Table 36-1 The Longevity of Seeds Based on W.J. Beak
Experiment Begun in 1879 at Michigan State College.
There is also great variation in seed longevity among plants. The seeds of elms, magnolia, and soft maple remain alive for only several days; the seeds of willow and poplar survive for several weeks; and the seeds of a number of species, especially weeds, remain viable for many years. In 1879, Professor W.J. Beal of Michigan State College (now Michigan State University) initiated a long-range experiment whereby seeds of twenty common plant species were mixed with sand and put in storage. Every five years, seeds of each species were taken up and tested for viability. Because the viability proved more than expected, the time period was extended to ten years so as not to run out of stored seeds. The results of this experiment are shown in table 36-1.
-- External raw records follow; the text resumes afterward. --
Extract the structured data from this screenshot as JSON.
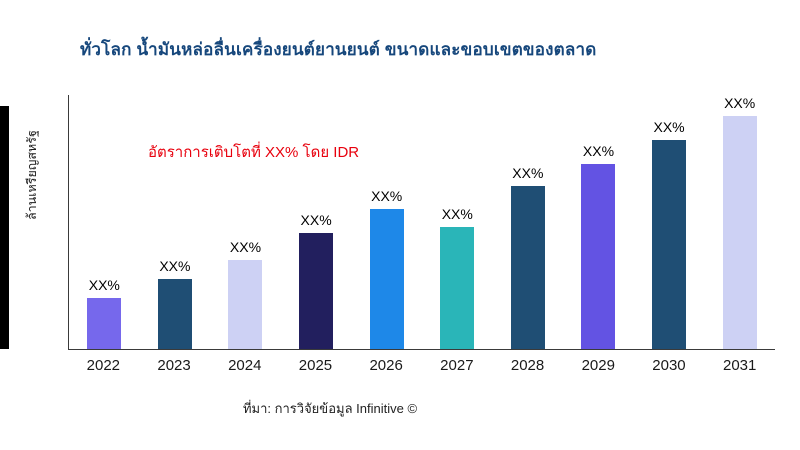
{
  "header": {
    "title": "ทั่วโลก น้ำมันหล่อลื่นเครื่องยนต์ยานยนต์ ขนาดและขอบเขตของตลาด",
    "title_color": "#16477c"
  },
  "accent": {
    "left_bar_color": "#000000"
  },
  "chart_data": {
    "type": "bar",
    "categories": [
      "2022",
      "2023",
      "2024",
      "2025",
      "2026",
      "2027",
      "2028",
      "2029",
      "2030",
      "2031"
    ],
    "values": [
      50,
      69,
      88,
      114,
      138,
      120,
      160,
      182,
      206,
      230
    ],
    "bar_labels": [
      "XX%",
      "XX%",
      "XX%",
      "XX%",
      "XX%",
      "XX%",
      "XX%",
      "XX%",
      "XX%",
      "XX%"
    ],
    "bar_colors": [
      "#7668ec",
      "#1f4e74",
      "#cdd1f4",
      "#221f5e",
      "#1e88e8",
      "#2ab5b8",
      "#1f4e74",
      "#6353e3",
      "#1f4e74",
      "#cdd1f4"
    ],
    "title": "",
    "xlabel": "",
    "ylabel": "ล้านเหรียญสหรัฐ",
    "ylim": [
      0,
      250
    ],
    "grid": false,
    "legend": false,
    "annotation": {
      "text": "อัตราการเติบโตที่ XX% โดย IDR",
      "color": "#e8000d"
    }
  },
  "footer": {
    "source": "ที่มา: การวิจัยข้อมูล Infinitive ©"
  }
}
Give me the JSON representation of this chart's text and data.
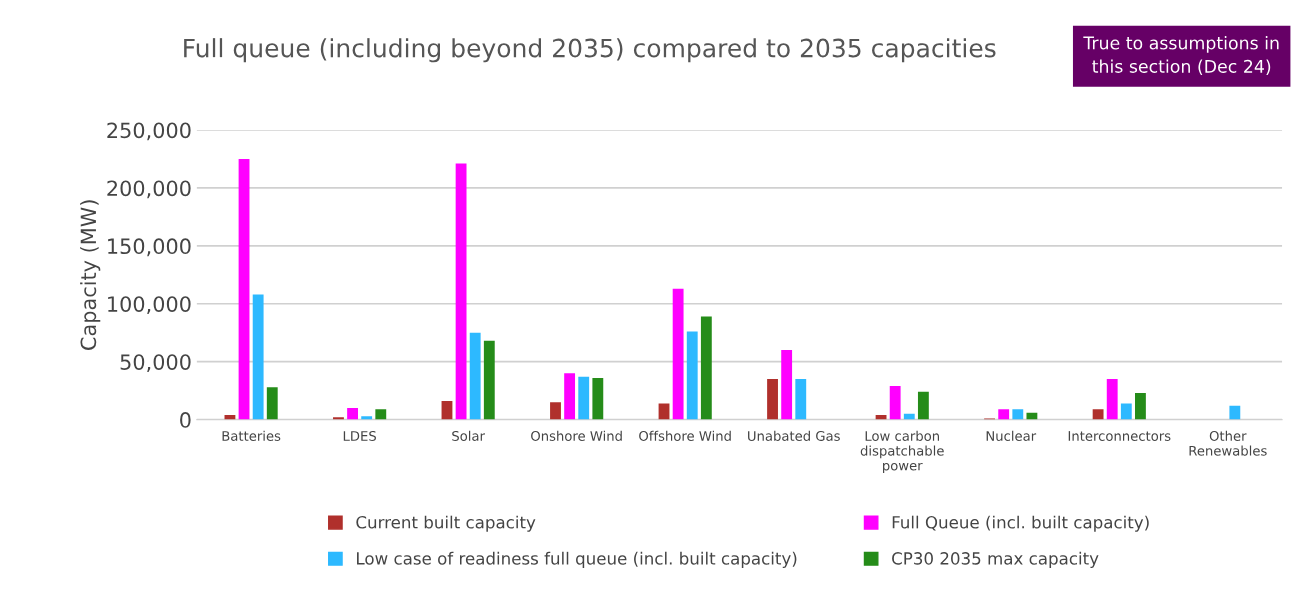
{
  "chart_data": {
    "type": "bar",
    "title": "Full queue (including beyond 2035) compared to 2035 capacities",
    "ylabel": "Capacity (MW)",
    "annotations": [
      "True to assumptions in this section (Dec 24)"
    ],
    "categories": [
      "Batteries",
      "LDES",
      "Solar",
      "Onshore Wind",
      "Offshore Wind",
      "Unabated Gas",
      "Low carbon dispatchable power",
      "Nuclear",
      "Interconnectors",
      "Other Renewables"
    ],
    "series": [
      {
        "name": "Current built capacity",
        "color": "#b0302c",
        "values": [
          4000,
          2000,
          16000,
          15000,
          14000,
          35000,
          4000,
          1000,
          9000,
          0
        ]
      },
      {
        "name": "Full Queue (incl. built capacity)",
        "color": "#ff00ff",
        "values": [
          225000,
          10000,
          221000,
          40000,
          113000,
          60000,
          29000,
          9000,
          35000,
          null
        ]
      },
      {
        "name": "Low case of readiness full queue (incl. built capacity)",
        "color": "#2db9ff",
        "values": [
          108000,
          3000,
          75000,
          37000,
          76000,
          35000,
          5000,
          9000,
          14000,
          12000
        ]
      },
      {
        "name": "CP30 2035 max capacity",
        "color": "#258c19",
        "values": [
          28000,
          9000,
          68000,
          36000,
          89000,
          0,
          24000,
          6000,
          23000,
          0
        ]
      }
    ],
    "ylim": [
      0,
      250000
    ],
    "yticks": [
      {
        "value": 0,
        "label": "0"
      },
      {
        "value": 50000,
        "label": "50,000"
      },
      {
        "value": 100000,
        "label": "100,000"
      },
      {
        "value": 150000,
        "label": "150,000"
      },
      {
        "value": 200000,
        "label": "200,000"
      },
      {
        "value": 250000,
        "label": "250,000"
      }
    ],
    "grid": "y",
    "legend": "bottom"
  }
}
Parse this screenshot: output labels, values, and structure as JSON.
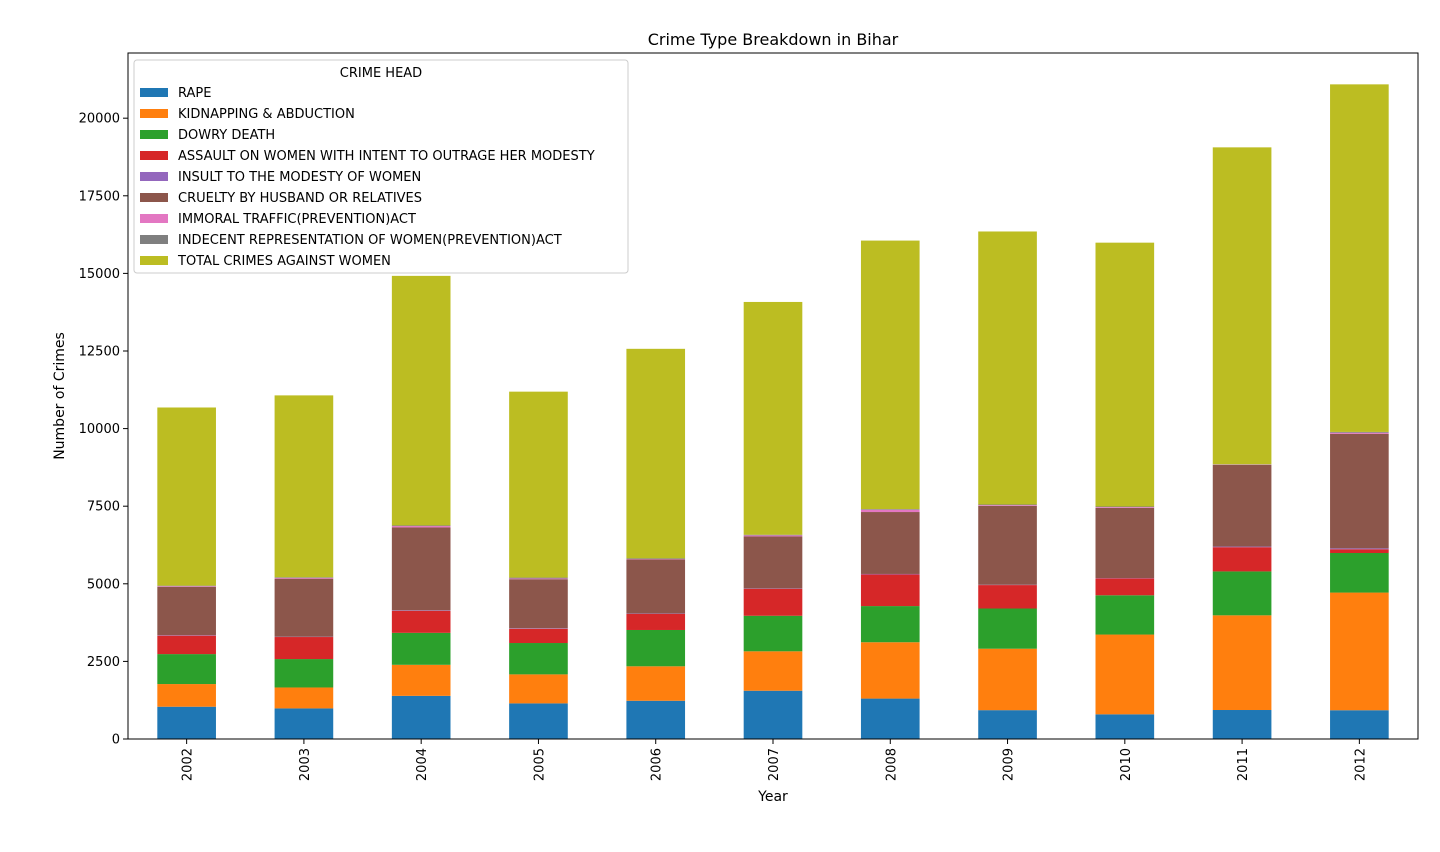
{
  "chart_data": {
    "type": "bar",
    "stacked": true,
    "title": "Crime Type Breakdown in Bihar",
    "xlabel": "Year",
    "ylabel": "Number of Crimes",
    "ylim": [
      0,
      22100
    ],
    "yticks": [
      0,
      2500,
      5000,
      7500,
      10000,
      12500,
      15000,
      17500,
      20000
    ],
    "grid": false,
    "legend": {
      "title": "CRIME HEAD",
      "placement": "top-left"
    },
    "categories": [
      "2002",
      "2003",
      "2004",
      "2005",
      "2006",
      "2007",
      "2008",
      "2009",
      "2010",
      "2011",
      "2012"
    ],
    "series": [
      {
        "name": "RAPE",
        "color": "#1f77b4",
        "values": [
          1040,
          985,
          1390,
          1147,
          1232,
          1555,
          1302,
          929,
          795,
          934,
          927
        ]
      },
      {
        "name": "KIDNAPPING & ABDUCTION",
        "color": "#ff7f0e",
        "values": [
          730,
          675,
          1000,
          935,
          1110,
          1270,
          1815,
          1980,
          2570,
          3050,
          3790
        ]
      },
      {
        "name": "DOWRY DEATH",
        "color": "#2ca02c",
        "values": [
          965,
          915,
          1030,
          1010,
          1170,
          1145,
          1165,
          1295,
          1265,
          1415,
          1275
        ]
      },
      {
        "name": "ASSAULT ON WOMEN WITH INTENT TO OUTRAGE HER MODESTY",
        "color": "#d62728",
        "values": [
          595,
          710,
          710,
          460,
          520,
          870,
          1020,
          755,
          545,
          780,
          120
        ]
      },
      {
        "name": "INSULT TO THE MODESTY OF WOMEN",
        "color": "#9467bd",
        "values": [
          15,
          10,
          15,
          15,
          10,
          10,
          15,
          10,
          10,
          20,
          30
        ]
      },
      {
        "name": "CRUELTY BY HUSBAND OR RELATIVES",
        "color": "#8c564b",
        "values": [
          1560,
          1870,
          2670,
          1580,
          1740,
          1675,
          1995,
          2540,
          2260,
          2630,
          3690
        ]
      },
      {
        "name": "IMMORAL TRAFFIC(PREVENTION)ACT",
        "color": "#e377c2",
        "values": [
          20,
          25,
          45,
          25,
          15,
          35,
          75,
          25,
          25,
          10,
          35
        ]
      },
      {
        "name": "INDECENT REPRESENTATION OF WOMEN(PREVENTION)ACT",
        "color": "#7f7f7f",
        "values": [
          15,
          20,
          20,
          28,
          23,
          20,
          20,
          20,
          20,
          10,
          25
        ]
      },
      {
        "name": "TOTAL CRIMES AGAINST WOMEN",
        "color": "#bcbd22",
        "values": [
          5740,
          5860,
          8040,
          5990,
          6750,
          7500,
          8650,
          8796,
          8500,
          10211,
          11198
        ]
      }
    ]
  }
}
Seeds of certain bean-family plants have been removed from herbarium specimens known to be more than one hundred years old and have been successfully germinated. An incredible example of seed longevity was exhibited by Nelumbo nucifera seeds recovered from an ancient bog in Manchuria, which were germinated and grown to full flowering. Radio carbon dating of such seeds confirmed them to be no less than one thousand years old. The life expectancy of seeds is much affected by storage conditions. Keeping seeds dry during storage is vital to longevity.